Une avancée notable : le programme national de dépistage organisé du cancer du col de l’utérus.

L’ensemble des syndicats médicaux salue cette mesure de santé publique qu’ils revendiquaient depuis plusieurs années. La moitié des femmes ne se fait pas faire de frottis en France. Il est donc important d’inviter celles qui n’en ont pas fait lors des trois dernières années, en insistant sur son remboursement désormais intégral par la sécurité sociale. « C’est la seule mesure qui sort du lot et qui va effectivement jouer un rôle préventif sur la santé des femmes », se réjouit Jean-Paul Hamon.

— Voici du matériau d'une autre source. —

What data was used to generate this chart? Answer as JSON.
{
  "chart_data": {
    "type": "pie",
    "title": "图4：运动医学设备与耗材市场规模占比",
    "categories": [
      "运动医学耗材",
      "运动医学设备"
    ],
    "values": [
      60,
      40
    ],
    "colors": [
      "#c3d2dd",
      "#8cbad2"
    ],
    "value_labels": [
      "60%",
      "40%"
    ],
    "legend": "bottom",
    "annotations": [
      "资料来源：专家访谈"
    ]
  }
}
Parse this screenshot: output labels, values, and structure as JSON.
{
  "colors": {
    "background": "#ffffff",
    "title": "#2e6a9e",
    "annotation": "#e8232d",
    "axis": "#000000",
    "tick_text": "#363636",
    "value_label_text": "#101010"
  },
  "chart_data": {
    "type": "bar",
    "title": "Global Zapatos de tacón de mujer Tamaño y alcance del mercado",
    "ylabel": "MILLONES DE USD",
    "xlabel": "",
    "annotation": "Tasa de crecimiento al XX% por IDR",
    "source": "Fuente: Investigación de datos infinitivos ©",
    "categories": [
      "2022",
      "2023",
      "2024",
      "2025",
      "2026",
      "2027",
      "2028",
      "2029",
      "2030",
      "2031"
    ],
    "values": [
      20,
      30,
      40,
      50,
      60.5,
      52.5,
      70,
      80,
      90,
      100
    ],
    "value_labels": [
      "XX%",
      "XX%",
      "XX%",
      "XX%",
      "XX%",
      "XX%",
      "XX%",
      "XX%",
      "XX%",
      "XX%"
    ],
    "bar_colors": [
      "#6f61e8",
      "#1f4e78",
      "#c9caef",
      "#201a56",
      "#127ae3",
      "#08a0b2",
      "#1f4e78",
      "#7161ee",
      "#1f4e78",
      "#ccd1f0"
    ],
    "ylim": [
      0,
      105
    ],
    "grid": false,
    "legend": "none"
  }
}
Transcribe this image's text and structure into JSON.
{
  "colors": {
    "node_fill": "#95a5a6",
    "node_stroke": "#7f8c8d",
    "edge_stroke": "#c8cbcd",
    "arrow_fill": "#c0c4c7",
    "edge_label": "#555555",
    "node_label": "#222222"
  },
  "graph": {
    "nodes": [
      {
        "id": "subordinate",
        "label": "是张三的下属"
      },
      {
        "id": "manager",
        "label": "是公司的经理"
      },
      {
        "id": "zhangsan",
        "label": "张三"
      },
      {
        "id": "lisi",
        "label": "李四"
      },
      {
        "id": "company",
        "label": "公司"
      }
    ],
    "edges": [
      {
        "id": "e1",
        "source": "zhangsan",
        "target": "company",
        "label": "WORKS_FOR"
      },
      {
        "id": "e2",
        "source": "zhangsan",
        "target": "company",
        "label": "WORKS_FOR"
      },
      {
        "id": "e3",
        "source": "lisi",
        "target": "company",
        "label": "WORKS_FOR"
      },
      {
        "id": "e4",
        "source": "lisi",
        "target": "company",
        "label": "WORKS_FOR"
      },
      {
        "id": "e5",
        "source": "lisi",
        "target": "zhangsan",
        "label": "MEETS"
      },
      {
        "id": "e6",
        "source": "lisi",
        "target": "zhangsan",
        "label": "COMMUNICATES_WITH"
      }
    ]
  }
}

Même son de cloche du côté de MG France d’autant plus que les médecins généralistes accomplissent une partie importante des frottis en France.

"« C’est la seule mesure qui sort du lot et qui va effectivement jouer un rôle préventif sur la santé des femmes », se réjouit Jean-Paul Hamon"

Enfin, de nombreux médecins, dont certains  du SML, souhaiteraient que la prévention soit inscrite dans la formation initiale et continue des médecins. D’ailleurs, la mise en place d’un service sanitaire pendant trois mois chaque année pour l’ensemble des étudiants en santé peut être une mesure positive s’ils sont eux-mêmes bien préparés à ce type d’intervention dans les collèges, lycées et universités, et qu’ils ont les bons outils pour le faire.